Planning and attention

Whatever work you’re doing, it’s generally a good idea to have spent a little time beforehand asking yourself questions like:

  • What exactly am I trying to accomplish?
  • What will be the benefits of doing this work?
  • How will I know when I’m done?

Asking those questions will help you to focus your efforts on what matters. But most people most of the time would rather dive straight into the work rather than plan out the parameters of that work. Why is this?

In jobs that where I’ve been both writing code and doing a degree of project management, sometimes someone would wander over to my desk while I was deep in some coding problem and ask me how the project as a whole was going. And it would take a me a ridiculously long time to get my head out of the specific problem so that I could answer the question at all sensibly.

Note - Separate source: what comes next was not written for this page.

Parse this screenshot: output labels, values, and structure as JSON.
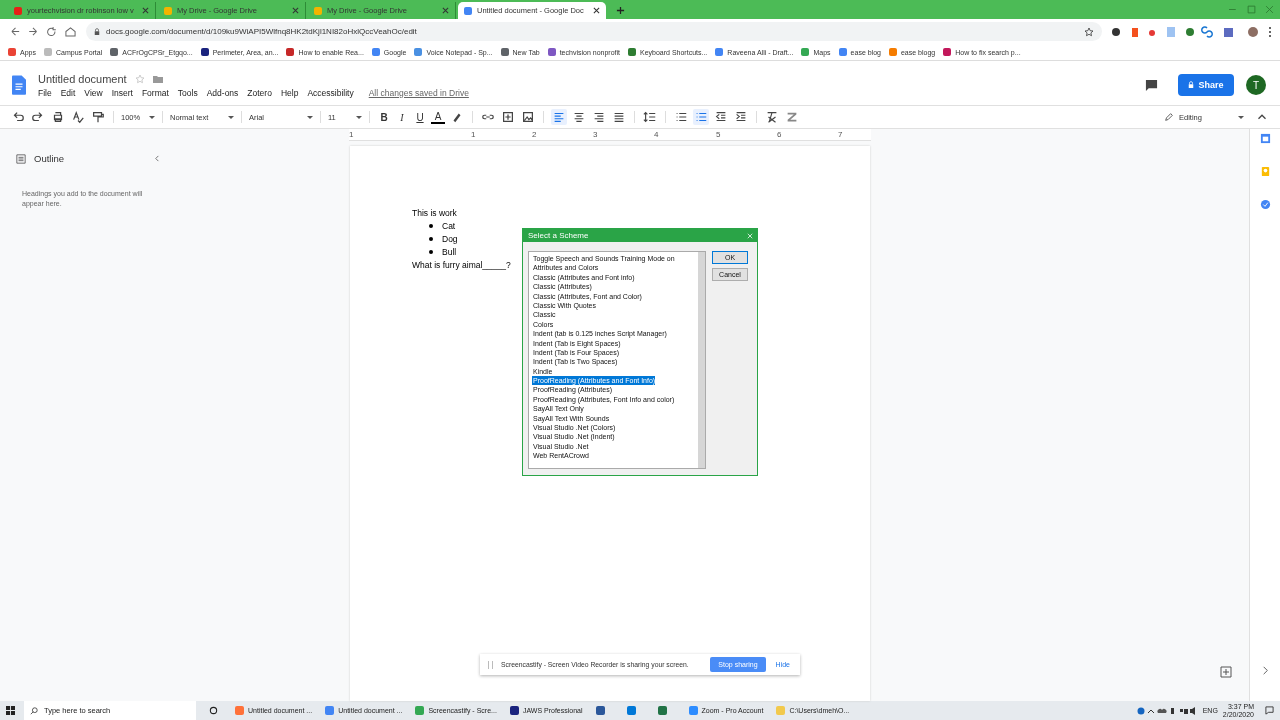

There’s a problem of attention here. Shifting attention when there’s something that’s grabbing your attention is very difficult. You can see this in meditation: you set an intention to focus on your breath and within 30 seconds you’ve gone down a rabbit hole of thoughts. And when I’m coding I might set out just to list the problems and give a quick bit of thought to how long it might take to fix them, but then I find that I’ve started trying to actually fix a bug rather than just defining it.

The sort of planning that it’s good to do before starting work invites engaging with the details of the work. It’s very difficult then to keep your attention on the planning that you set out to do rather than going into the attention-grabbing details. Doing so requires a degree of meta-cognitive awareness that it’s hard to achieve.